Pour le maintien de sa dignité, pour son indépendance et le respect de toute sa mission, la Loge se gardera de tous rapports directs, officiels ou officieux, avec le Pouvoir, et aussi de ceux qui pourraient se nouer par l’entremise de tels de ses membres qui auraient voix aux Conseils gouvernementaux. Ni faveurs ni intrigue ; ils ont leur péril et tant d’inconvénients. Son influence s’exercera par l’opinion publique plus éclairée, avertie.

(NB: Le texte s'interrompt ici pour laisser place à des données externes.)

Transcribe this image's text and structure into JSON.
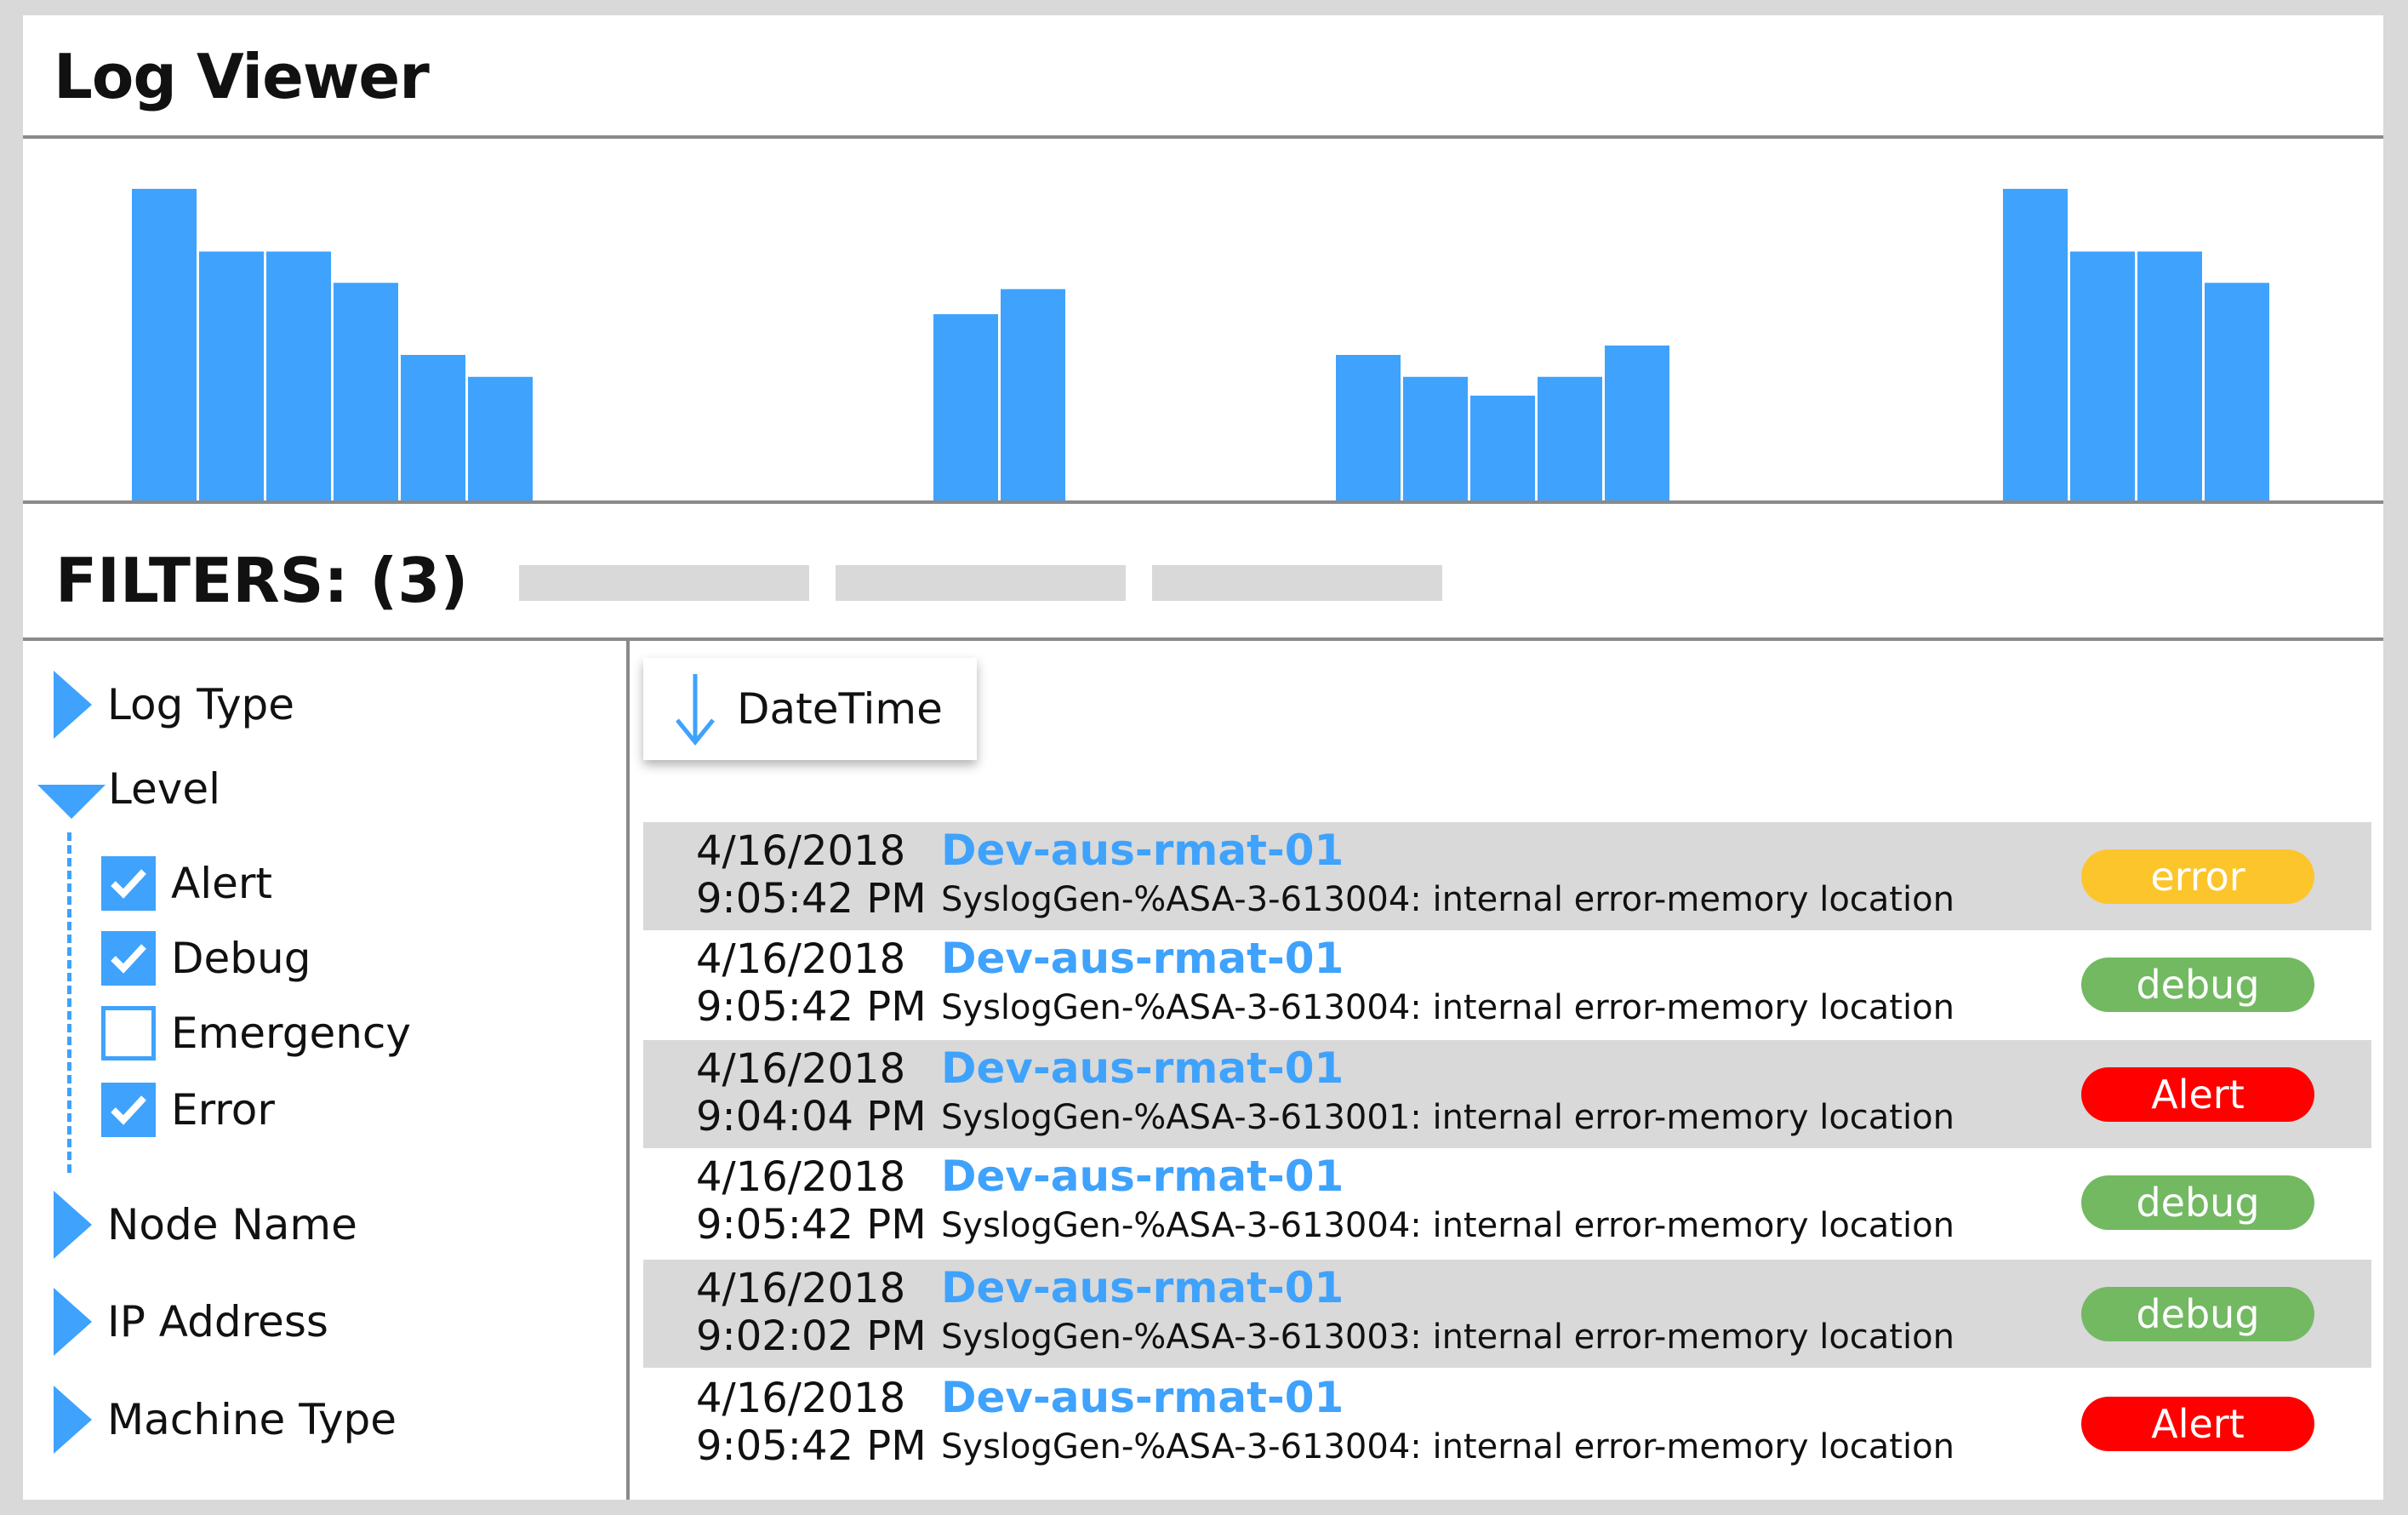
{
  "header": {
    "title": "Log Viewer"
  },
  "chart_data": {
    "type": "bar",
    "title": "",
    "xlabel": "",
    "ylabel": "",
    "grid": false,
    "ylim": [
      0,
      116
    ],
    "groups": [
      {
        "values": [
          100,
          80,
          80,
          70,
          47,
          40
        ]
      },
      {
        "values": [
          60,
          68
        ]
      },
      {
        "values": [
          47,
          40,
          34,
          40,
          50
        ]
      },
      {
        "values": [
          100,
          80,
          80,
          70
        ]
      }
    ],
    "color": "#3fa2fd"
  },
  "filters": {
    "title": "FILTERS: (3)",
    "chips": [
      "",
      "",
      ""
    ]
  },
  "sidebar": {
    "items": [
      {
        "label": "Log Type",
        "expanded": false
      },
      {
        "label": "Level",
        "expanded": true,
        "options": [
          {
            "label": "Alert",
            "checked": true
          },
          {
            "label": "Debug",
            "checked": true
          },
          {
            "label": "Emergency",
            "checked": false
          },
          {
            "label": "Error",
            "checked": true
          }
        ]
      },
      {
        "label": "Node Name",
        "expanded": false
      },
      {
        "label": "IP Address",
        "expanded": false
      },
      {
        "label": "Machine Type",
        "expanded": false
      }
    ]
  },
  "sort": {
    "label": "DateTime",
    "icon": "arrow-down-icon"
  },
  "logs": [
    {
      "date": "4/16/2018",
      "time": "9:05:42 PM",
      "host": "Dev-aus-rmat-01",
      "message": "SyslogGen-%ASA-3-613004: internal error-memory location",
      "level": "error",
      "color": "#fcc52c"
    },
    {
      "date": "4/16/2018",
      "time": "9:05:42 PM",
      "host": "Dev-aus-rmat-01",
      "message": "SyslogGen-%ASA-3-613004: internal error-memory location",
      "level": "debug",
      "color": "#72b962"
    },
    {
      "date": "4/16/2018",
      "time": "9:04:04 PM",
      "host": "Dev-aus-rmat-01",
      "message": "SyslogGen-%ASA-3-613001: internal error-memory location",
      "level": "Alert",
      "color": "#ff0000"
    },
    {
      "date": "4/16/2018",
      "time": "9:05:42 PM",
      "host": "Dev-aus-rmat-01",
      "message": "SyslogGen-%ASA-3-613004: internal error-memory location",
      "level": "debug",
      "color": "#72b962"
    },
    {
      "date": "4/16/2018",
      "time": "9:02:02 PM",
      "host": "Dev-aus-rmat-01",
      "message": "SyslogGen-%ASA-3-613003: internal error-memory location",
      "level": "debug",
      "color": "#72b962"
    },
    {
      "date": "4/16/2018",
      "time": "9:05:42 PM",
      "host": "Dev-aus-rmat-01",
      "message": "SyslogGen-%ASA-3-613004: internal error-memory location",
      "level": "Alert",
      "color": "#ff0000"
    }
  ]
}
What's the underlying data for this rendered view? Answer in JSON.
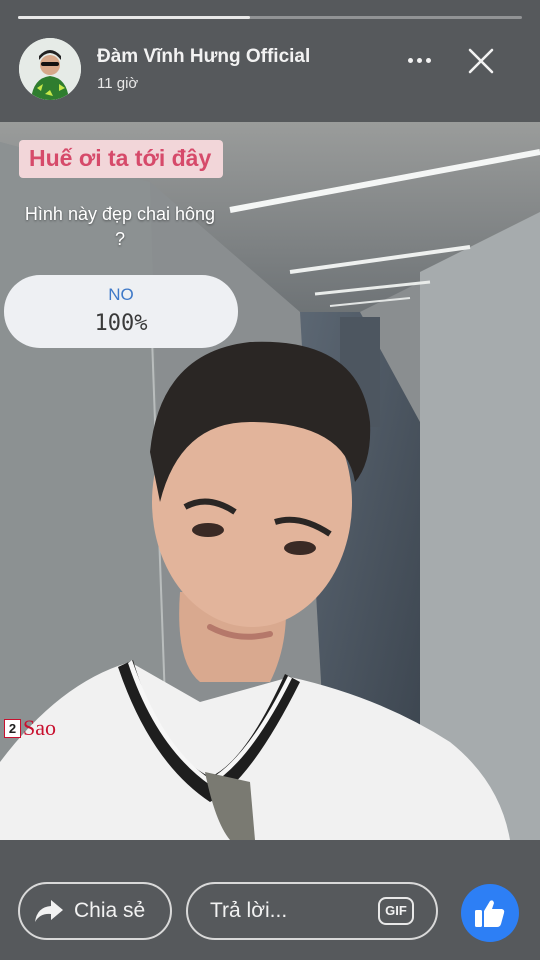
{
  "header": {
    "author": "Đàm Vĩnh Hưng Official",
    "time": "11 giờ",
    "story_progress": 0.46
  },
  "story": {
    "sticker_title": "Huế ơi ta tới đây",
    "question": "Hình này đẹp chai hông ?",
    "poll": {
      "option": "NO",
      "percent": "100%"
    },
    "watermark": {
      "number": "2",
      "text": "Sao"
    }
  },
  "footer": {
    "share_label": "Chia sẻ",
    "reply_placeholder": "Trả lời...",
    "gif_label": "GIF"
  },
  "colors": {
    "like_blue": "#2d7ff5",
    "poll_option": "#3f79c8",
    "sticker_text": "#d64a6a"
  },
  "icons": {
    "more": "more-icon",
    "close": "close-icon",
    "share": "share-arrow-icon",
    "like": "thumbs-up-icon"
  }
}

Enfin, cette recommandation : Entre eux, les Égaux, conformément à leur nom, ne mettront aucune différence et, soit en séance, soit au dehors, point de cérémonial, nul mystère. Étant donné le but de la Société, à quoi cela servirait-il ? C’est à la pensée que les associés se reconnaîtront frères. Loge libre, libres esprits.